Le septième livre décrit la tête, le cerveau;

il y dis

tingue les substances corticale et médullaire, ila corne descendante du ventricule; il rejette le rete mirabile et la continuation du ventricule antérieur dans le nerf olfactif. Il fait voir qu'il connaît déjà l'expérience de rendre le mouvement au cœur en insuflant les poumons, et quelques autres expériences physiologiques, quoique son livre ne soit pas précisément destiné à la physiologie. La beauté de ses figures en fit un ouvrage classique dès le premier instant où il parut; l'élégance du latin dans lequel il est écrit est très conforme à cette pureté du dessin.

L'ardeur que Vesale avait mise à attaquer Galien dans les erreurs qu'il avait commises, Galien qui était le dieu de la médecine depuis les Arabes, le rendit l'objet de la haine de tous les médecins, de tous les anatomistes de ce temps. Nous avons vu avec quelle fureur son ancien maître se déclara contre lui; ce fut pour se défendre qu'il publia un livre intitulé De radice China (1), imprimé à Venise en 1546. Sa défense est simple; il y prend toutes les parties du corps qui ne sont pas faites dans l'homme comme elles le sont dans les animaux, et montre sur tous ces points que ce n'est qu'à l'animal que convient la description de Galien. Toutes les fois que les mêmes parties se rencontrent dans les hommes et dans les animaux, comme elles ne peuvent être décrites que de la même manière, on ne peut savoir d'après quels êtres Galien a fait ses descriptions ; mais quand il existe des différences, il est impossible de ne pas voir son erreur. Je vous ai cité le seul exemple

(1) Du quinquina, qui venait de rendre la santé à CharlesQuint, et qu'on prenait alors pour une racine.

de l'os intermaxillaire, mais j'aurais pu y en ajouter une foule d'autres.
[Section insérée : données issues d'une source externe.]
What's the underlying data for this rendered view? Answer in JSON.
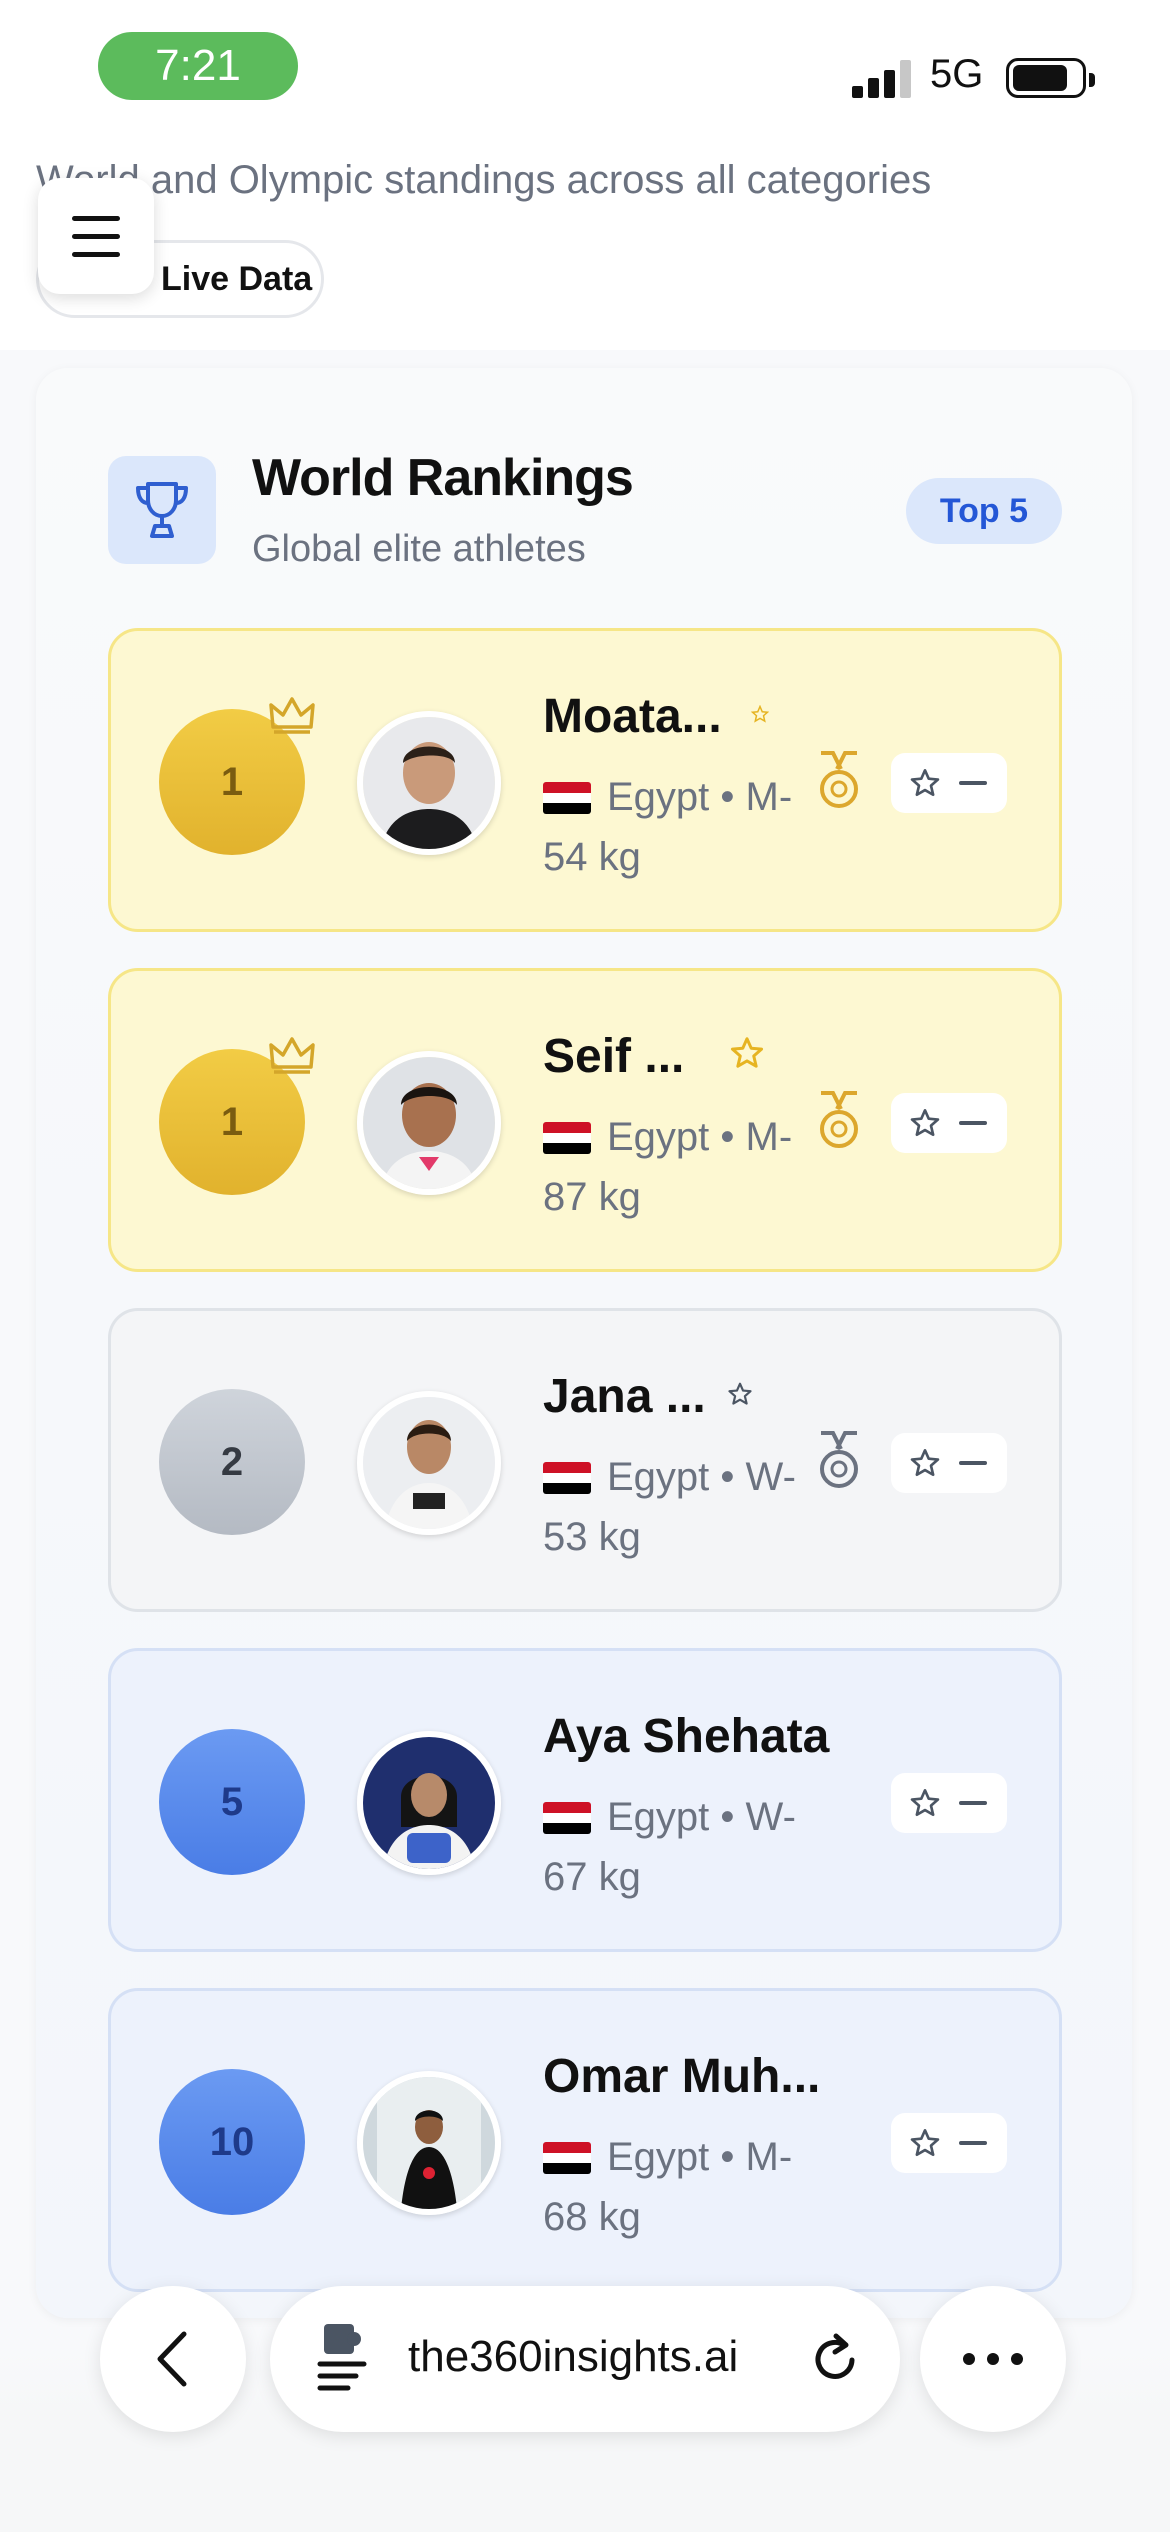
{
  "status_bar": {
    "time": "7:21",
    "network": "5G"
  },
  "header": {
    "subtitle": "World and Olympic standings across all categories",
    "live_button": "Live Data"
  },
  "card": {
    "title": "World Rankings",
    "subtitle": "Global elite athletes",
    "badge": "Top 5",
    "icon": "trophy-icon"
  },
  "athletes": [
    {
      "rank": "1",
      "name": "Moata...",
      "country": "Egypt",
      "category": "M-54 kg",
      "medal": "gold"
    },
    {
      "rank": "1",
      "name": "Seif ...",
      "country": "Egypt",
      "category": "M-87 kg",
      "medal": "gold"
    },
    {
      "rank": "2",
      "name": "Jana ...",
      "country": "Egypt",
      "category": "W-53 kg",
      "medal": "silver"
    },
    {
      "rank": "5",
      "name": "Aya Shehata",
      "country": "Egypt",
      "category": "W-67 kg",
      "medal": "none"
    },
    {
      "rank": "10",
      "name": "Omar Muh...",
      "country": "Egypt",
      "category": "M-68 kg",
      "medal": "none"
    }
  ],
  "colors": {
    "gold_row": "#fdf8d2",
    "silver_row": "#f4f5f7",
    "blue_row": "#edf2fc",
    "accent_blue": "#2457d6"
  },
  "browser": {
    "url": "the360insights.ai",
    "back_icon": "chevron-left-icon",
    "more_icon": "ellipsis-icon"
  }
}
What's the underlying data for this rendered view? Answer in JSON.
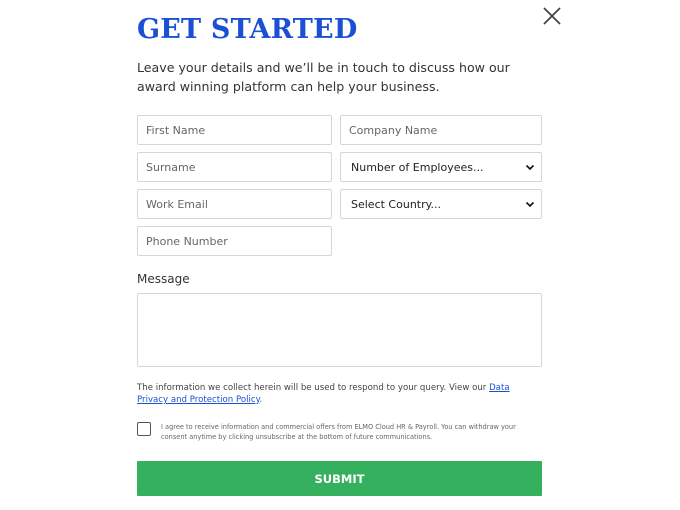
{
  "header": {
    "title": "GET STARTED",
    "intro": "Leave your details and we’ll be in touch to discuss how our award winning platform can help your business."
  },
  "icons": {
    "close": "close-icon",
    "select_arrow": "chevron-down-icon"
  },
  "form": {
    "first_name_placeholder": "First Name",
    "company_name_placeholder": "Company Name",
    "surname_placeholder": "Surname",
    "employees_select": "Number of Employees...",
    "work_email_placeholder": "Work Email",
    "country_select": "Select Country...",
    "phone_placeholder": "Phone Number",
    "message_label": "Message",
    "message_value": ""
  },
  "privacy": {
    "text": "The information we collect herein will be used to respond to your query. View our ",
    "link": "Data Privacy and Protection Policy",
    "after": "."
  },
  "consent": {
    "checked": false,
    "text": "I agree to receive information and commercial offers from ELMO Cloud HR & Payroll. You can withdraw your consent anytime by clicking unsubscribe at the bottom of future communications."
  },
  "submit_label": "SUBMIT",
  "colors": {
    "title": "#1a4fd6",
    "submit": "#35b05e",
    "link": "#1a4fd6"
  }
}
Dans son ouvrage Vesale s'est corrigé lui-même sur quelques erreurs qu'il avait commises. La violence avec laquelle tout le monde écrivait contre lui le dégoûta des discussions; il jeta au feu des notes qu'il avait préparées.

Fallope, son successeur à Padoue, écrivit un ouvrage intitulé Observationes anatomicæ, dans lequel, en traitant Vesale avec des formes différentes de celles qu'avaient employées à son égard les autres médecins, il l'attaquait sur quelques points et défendait les Anciens à plusieurs égards. Vesale, qui alors était en Espagne à la cour de Charles-Quint, lui répondit par un ouvrage. intitulé Anatomicarum observationum Falopii examen. Il le composa de mémoire, puisque, comme je vous l'ai dit, il ne put trouver une tête osseuse d'homme dans toute la ville. Il continua dans cet ou vrage à comparer les descriptions de Galien avec les objets mêmes, et à démontrer, autant que possible, que Galien n'avait décrit que des animaux. Il fit connaître dans cet examen quelques découvertes des anatomistes de son temps; par exemple, celle de l'Étrier de l'oreille, due à Ingrassias, l'un des plus grands anatomistes de cette époque. L'ouvrage intitulé De radice Chinæ et l'examen des observations anatomiques de Fallope sont deux écrits dans lesquels Vesale cherche à se défendre des attaques de ceux qui prétendaient protéger Galien contre lui. Ce qu'il y a de certain, c'est que la grande Anatomie de Vesale est le point de départ de toute l'anatomie moderne. Les ouvrages de Fallope et de tous ses successeurs sont appuyés sur le sien. C'est de lui qu'il faut dater la véritable anatomie humaine,

telle que nous l'avons perfectionnée et la perfectionnons encore. Tout ce qui a été fait auparavant peut être considéré comme un objet de curiosité, comme un élément de l'histoire de la science; mais à partir du grand ouvrage de Vesale, on peut marquer chaque découverte particulière, dire ce que chacun a ajouté à la grande masse que cet anatomiste a rassemblée dans son ouvrage, et tracer chronologiquement les différens progrès que la science a faits jusqu'à nos jours.

Dans la séance prochaine j'examinerai les travaux des contemporains de Vesale, et je conduirai, si je le puis, l'histoire de l'anatomie jusqu'à la découverte de la circulation du sang, qui clôt l'histoire de l'école italienne; car Harvey, quoique Anglais de naissance, a fait ses principales études à Padoue, et, dans ses grandes découvertes, il n'a, pour ainsi dire, que développé les conséquences de son maître Fabricius d'Aquapendente.